Papy a écrit:Je crois que, comme de coutume, ce questionnaire ne vous sera pas difficile à traiter.
Que tu crois, Papy, que tu crois ! Car une fois de plus tes questions apparemment anodines en soulèvent une foule d'autres. L'expression Se mettre sur son trente-et-un, par exemple, est particulièrement difficile à traiter.
On trouve pas moins de trois ou quatre explications différentes, et divergentes, pour cette simple expression :
* celle qu'apporte Bounigne et qui, pour être validée, doit être assortie d'une autre : pourquoi sur son trentain, on ne se couche pas sur le tissu ? Cela fait référence à une ancienne tournure "se mettre sus = mettre sur soi, se couvrir de". Il faut donc remonter à la première construction et comprendre : se vêtir de trentain. Pourquoi pas ? on a vu d'autres locutions victime de l'attraction paronymique (s'en moquer comme de l'an quarante, remède de bonne femme ... voir ici).
Bien, mais les difficultés commencent, car on trouve aussi "Se mettre sur son trente-six et sur son trente-deux" (respectivement chez Labiche et Goncourt), alors ?
* TLFi explique trente-six, en référence à un tissu neuf, par une argumentation faisant appel aux mesures canadiennes en pouces, dont le moins qu'on puisse dire est qu'elle est un peu tirée par les fils de chaîne. En tout cas peu convaincante à mes yeux.
* Se mettre sur son trente-deux pourrait venir du fait que, les mois n’ayant que trente-et-un jours au maximum, ce serait s’habiller de façon tout-à-fait extraordinaire.
* Une autre interprétation, basée sur la même observation calendaire (Robert), voudrait que Se mettre sur son trente-et-un reviendrait à s’habiller comme pour un jour de paye, jour du mois où l’on sort parce qu’on a quelqu’argent. Mais cela est contredit par le fait que, à l’époque où cette expression est née, la paie était le plus souvent hebdomadaire, sauf à considérer qu’elle s’applique au petit-bourgeois fonctionnaire, ce qui n’est pas exclu à l’origine.

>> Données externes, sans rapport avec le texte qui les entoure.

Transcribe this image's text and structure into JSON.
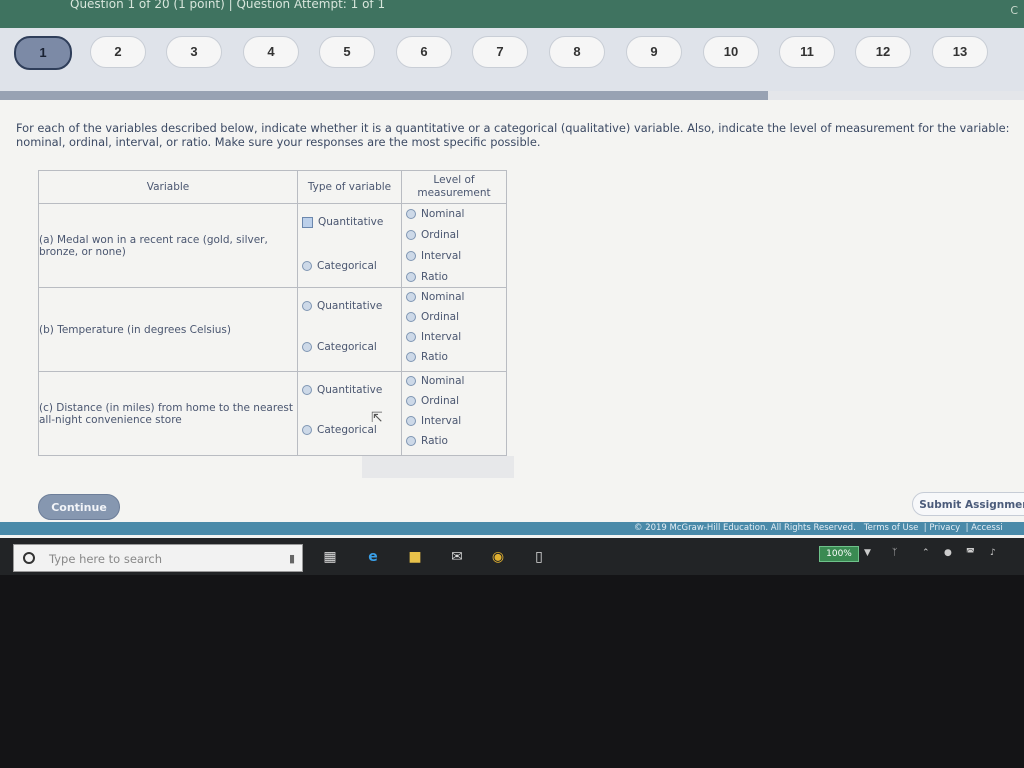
{
  "header": {
    "text": "Question 1 of 20 (1 point)  |  Question Attempt: 1 of 1",
    "right_cut": "C"
  },
  "nav": {
    "active": "1",
    "questions": [
      "1",
      "2",
      "3",
      "4",
      "5",
      "6",
      "7",
      "8",
      "9",
      "10",
      "11",
      "12",
      "13"
    ]
  },
  "progress": {
    "fraction": 0.75
  },
  "instructions": "For each of the variables described below, indicate whether it is a quantitative or a categorical (qualitative) variable. Also, indicate the level of measurement for the variable: nominal, ordinal, interval, or ratio. Make sure your responses are the most specific possible.",
  "table": {
    "headers": {
      "variable": "Variable",
      "type": "Type of variable",
      "level": "Level of measurement"
    },
    "type_options": [
      "Quantitative",
      "Categorical"
    ],
    "level_options": [
      "Nominal",
      "Ordinal",
      "Interval",
      "Ratio"
    ],
    "rows": [
      {
        "variable": "(a) Medal won in a recent race (gold, silver, bronze, or none)"
      },
      {
        "variable": "(b) Temperature (in degrees Celsius)"
      },
      {
        "variable": "(c) Distance (in miles) from home to the nearest all-night convenience store"
      }
    ]
  },
  "buttons": {
    "continue": "Continue",
    "submit": "Submit Assignment"
  },
  "footer": {
    "copyright": "© 2019 McGraw-Hill Education. All Rights Reserved.",
    "terms": "Terms of Use",
    "privacy": "Privacy",
    "accessibility": "Accessi"
  },
  "taskbar": {
    "search_placeholder": "Type here to search",
    "battery": "100%"
  },
  "colors": {
    "header": "#3f7360",
    "continue": "#8697b0",
    "footer": "#4a8aa9"
  }
}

* Une autre version de l’expression se base sur le jeu de cartes dit Trente-et-un (TLFi, Robert), maximum de points à aligner pour gagner, et signifierait donc : Faire le maximum (cf. mettre le paquet).
* D’autres hypothèses encore sont avancées sur le dernier jour du mois : jour de relève, jour du rab (Littré) ...
La difficulté pour choisir entre ces diverses explications, souligne Robert le Grand, vient du fait qu’aucune des dates d’apparition de chacune des variantes n’est formellement attestée : probablement 1833 pour trente-et-un et trente-six, et 1834 pour trente-deux, mais aussi 1867 pour trente-et-un et 1885 pour trente-deux.
Robert l’Historique et Robert des Locutions sont muets sur le chapitre.
Voilà pourquoi, mon cher Papy, une question simplissime devient extraordinairement complexe à débrouiller ! Et je n’ai pas de réponse assurée à te transmettre.